Sin embargo, y siguiendo a Barthes, acaso podamos definir dos tipos, o mejor
dicho, dos extremos en estas concepciones. Le bateau ivre, de Rimbaud, y Vingt mille lieues
sous le mers, de
Julio Verne, representaron para el semiólogo francés la libertad absoluta, es
decir, el viaje en sentido puro, carente de itinerario y de crónica, y además,
el ámbito de lo doméstico, de lo previsible, de la aventura perfectamente
calculada y casi turística.
Observemos
los siguientes fragmentos de Le bateau
ivre:
La tempête a béni mes éveils maritimes.
Plus
léger qu’un bouchon j’ai dansé sur les flots
Qu’on
appelle rouleurs éternels de victimes,
Dix
nuits, sans regretter l’œil niais des falots!
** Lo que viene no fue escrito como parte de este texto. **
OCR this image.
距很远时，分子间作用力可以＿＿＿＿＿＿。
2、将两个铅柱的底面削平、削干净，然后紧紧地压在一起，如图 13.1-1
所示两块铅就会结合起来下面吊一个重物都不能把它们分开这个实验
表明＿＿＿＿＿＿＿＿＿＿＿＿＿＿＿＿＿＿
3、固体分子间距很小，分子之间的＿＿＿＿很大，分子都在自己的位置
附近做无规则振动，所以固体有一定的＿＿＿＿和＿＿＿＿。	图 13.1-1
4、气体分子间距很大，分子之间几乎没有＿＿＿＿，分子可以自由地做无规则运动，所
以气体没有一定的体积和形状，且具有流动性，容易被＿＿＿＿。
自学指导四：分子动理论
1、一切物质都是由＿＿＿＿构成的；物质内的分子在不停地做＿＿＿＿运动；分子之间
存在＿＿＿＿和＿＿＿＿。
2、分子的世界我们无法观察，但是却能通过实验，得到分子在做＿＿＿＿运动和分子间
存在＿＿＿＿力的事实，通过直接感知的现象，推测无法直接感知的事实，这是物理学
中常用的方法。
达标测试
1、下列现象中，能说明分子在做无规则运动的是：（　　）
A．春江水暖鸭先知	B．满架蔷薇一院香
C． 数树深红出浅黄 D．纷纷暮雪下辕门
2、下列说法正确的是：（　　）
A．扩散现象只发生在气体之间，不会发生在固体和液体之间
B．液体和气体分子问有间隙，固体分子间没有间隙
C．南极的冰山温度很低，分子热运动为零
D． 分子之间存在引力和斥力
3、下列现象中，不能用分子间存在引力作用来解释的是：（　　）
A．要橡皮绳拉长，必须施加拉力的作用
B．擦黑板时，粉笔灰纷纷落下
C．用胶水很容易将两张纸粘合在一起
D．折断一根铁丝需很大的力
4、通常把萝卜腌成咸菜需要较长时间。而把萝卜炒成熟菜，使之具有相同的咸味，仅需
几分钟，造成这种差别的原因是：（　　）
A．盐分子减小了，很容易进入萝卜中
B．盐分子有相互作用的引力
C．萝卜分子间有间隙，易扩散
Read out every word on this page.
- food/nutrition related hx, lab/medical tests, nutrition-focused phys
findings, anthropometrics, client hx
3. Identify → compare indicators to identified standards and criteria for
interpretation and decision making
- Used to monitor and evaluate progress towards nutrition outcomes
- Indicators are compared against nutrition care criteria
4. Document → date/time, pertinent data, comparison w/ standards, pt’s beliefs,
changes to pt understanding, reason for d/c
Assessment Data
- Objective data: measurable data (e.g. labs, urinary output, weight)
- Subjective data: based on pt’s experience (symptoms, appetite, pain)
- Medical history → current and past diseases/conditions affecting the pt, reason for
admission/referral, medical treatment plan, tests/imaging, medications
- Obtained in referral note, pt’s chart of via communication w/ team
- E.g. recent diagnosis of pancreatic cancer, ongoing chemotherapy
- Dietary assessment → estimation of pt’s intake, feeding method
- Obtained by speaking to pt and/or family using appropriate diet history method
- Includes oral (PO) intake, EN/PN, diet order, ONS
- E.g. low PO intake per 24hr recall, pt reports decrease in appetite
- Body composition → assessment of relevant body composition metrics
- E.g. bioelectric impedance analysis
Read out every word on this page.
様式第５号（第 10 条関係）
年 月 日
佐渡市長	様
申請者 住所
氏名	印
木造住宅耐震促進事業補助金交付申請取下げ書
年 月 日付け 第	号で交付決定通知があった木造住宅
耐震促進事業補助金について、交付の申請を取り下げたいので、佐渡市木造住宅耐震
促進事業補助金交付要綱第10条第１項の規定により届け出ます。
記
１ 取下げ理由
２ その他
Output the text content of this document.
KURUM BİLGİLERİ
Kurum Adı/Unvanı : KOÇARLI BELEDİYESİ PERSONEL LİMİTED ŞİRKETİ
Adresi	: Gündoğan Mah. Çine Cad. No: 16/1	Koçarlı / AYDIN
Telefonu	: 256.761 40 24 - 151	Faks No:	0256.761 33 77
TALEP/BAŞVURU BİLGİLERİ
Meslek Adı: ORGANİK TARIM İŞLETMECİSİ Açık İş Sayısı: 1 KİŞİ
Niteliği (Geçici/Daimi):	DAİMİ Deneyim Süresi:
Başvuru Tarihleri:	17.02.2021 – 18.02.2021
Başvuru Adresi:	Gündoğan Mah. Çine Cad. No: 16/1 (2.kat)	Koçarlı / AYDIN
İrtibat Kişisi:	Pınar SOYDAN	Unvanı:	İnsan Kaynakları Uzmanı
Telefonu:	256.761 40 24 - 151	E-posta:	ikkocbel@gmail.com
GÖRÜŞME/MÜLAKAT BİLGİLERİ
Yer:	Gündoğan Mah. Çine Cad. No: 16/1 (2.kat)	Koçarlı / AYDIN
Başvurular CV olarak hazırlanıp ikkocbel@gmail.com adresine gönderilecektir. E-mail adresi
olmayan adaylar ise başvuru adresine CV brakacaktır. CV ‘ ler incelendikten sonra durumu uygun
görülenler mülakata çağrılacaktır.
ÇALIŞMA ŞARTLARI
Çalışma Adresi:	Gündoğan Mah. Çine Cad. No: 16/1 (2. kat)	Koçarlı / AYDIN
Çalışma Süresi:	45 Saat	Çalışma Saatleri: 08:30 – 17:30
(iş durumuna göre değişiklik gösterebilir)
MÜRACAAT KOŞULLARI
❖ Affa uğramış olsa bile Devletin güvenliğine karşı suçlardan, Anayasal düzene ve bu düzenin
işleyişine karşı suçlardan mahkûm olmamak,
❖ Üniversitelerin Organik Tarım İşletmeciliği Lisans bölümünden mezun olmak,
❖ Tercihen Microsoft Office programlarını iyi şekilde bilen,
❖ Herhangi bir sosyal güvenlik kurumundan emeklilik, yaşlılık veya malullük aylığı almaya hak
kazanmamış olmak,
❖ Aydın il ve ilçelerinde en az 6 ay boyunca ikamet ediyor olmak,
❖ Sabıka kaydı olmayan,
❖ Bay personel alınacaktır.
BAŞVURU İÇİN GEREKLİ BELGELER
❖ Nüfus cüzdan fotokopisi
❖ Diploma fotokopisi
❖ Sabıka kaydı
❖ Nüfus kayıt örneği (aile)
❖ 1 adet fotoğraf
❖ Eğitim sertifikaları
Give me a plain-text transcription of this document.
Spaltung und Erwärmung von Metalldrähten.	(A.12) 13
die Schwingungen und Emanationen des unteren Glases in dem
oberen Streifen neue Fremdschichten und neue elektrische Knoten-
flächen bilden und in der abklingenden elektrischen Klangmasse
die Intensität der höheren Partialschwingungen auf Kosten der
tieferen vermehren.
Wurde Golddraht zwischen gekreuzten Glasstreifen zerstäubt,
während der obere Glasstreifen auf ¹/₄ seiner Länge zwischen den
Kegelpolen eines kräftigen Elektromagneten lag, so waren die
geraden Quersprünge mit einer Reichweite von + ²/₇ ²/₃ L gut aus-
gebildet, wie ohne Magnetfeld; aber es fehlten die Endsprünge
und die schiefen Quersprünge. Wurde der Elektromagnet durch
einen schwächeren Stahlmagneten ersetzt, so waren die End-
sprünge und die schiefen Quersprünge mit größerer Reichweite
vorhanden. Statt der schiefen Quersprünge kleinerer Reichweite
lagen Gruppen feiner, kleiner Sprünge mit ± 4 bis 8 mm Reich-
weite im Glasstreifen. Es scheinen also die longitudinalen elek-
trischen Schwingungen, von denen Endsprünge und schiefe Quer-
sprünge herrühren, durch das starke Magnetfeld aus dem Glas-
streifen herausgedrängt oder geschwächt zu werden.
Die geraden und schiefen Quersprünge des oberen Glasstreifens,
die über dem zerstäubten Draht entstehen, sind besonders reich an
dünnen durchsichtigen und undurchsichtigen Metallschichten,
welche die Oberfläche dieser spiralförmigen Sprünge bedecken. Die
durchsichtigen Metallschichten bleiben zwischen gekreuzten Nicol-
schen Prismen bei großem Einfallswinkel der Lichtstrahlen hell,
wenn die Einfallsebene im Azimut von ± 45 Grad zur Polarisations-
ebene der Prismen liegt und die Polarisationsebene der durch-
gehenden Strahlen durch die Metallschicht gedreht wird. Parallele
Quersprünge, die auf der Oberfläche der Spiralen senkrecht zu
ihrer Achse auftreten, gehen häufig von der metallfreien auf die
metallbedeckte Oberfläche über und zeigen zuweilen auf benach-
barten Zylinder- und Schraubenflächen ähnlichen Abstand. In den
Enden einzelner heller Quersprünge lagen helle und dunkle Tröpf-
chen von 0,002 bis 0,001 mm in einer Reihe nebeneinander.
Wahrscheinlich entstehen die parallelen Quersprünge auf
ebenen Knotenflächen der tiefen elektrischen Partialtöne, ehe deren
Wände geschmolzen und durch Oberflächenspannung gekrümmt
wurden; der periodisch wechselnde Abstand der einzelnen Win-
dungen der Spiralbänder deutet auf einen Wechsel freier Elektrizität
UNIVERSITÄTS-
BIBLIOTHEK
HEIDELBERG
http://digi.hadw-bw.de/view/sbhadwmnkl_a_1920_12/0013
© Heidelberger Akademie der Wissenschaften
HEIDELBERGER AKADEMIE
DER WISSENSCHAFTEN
Et dès lors, je me suis baigné dans le Poème
De
la Mer, infusé d’astres, et lactescent,
Dévorant
les azurs verts; où, flottaison blême
Et
ravie, un noyé pensif parfois descend;…
[La tempestad bendijo mis desvelos marítimos.
Más
ligero que un corcho, bailé sobre las olas
que
llaman arrolladoras eternas de víctimas,
durante
diez noches, ¡sin añorar el ojo necio de los fanales!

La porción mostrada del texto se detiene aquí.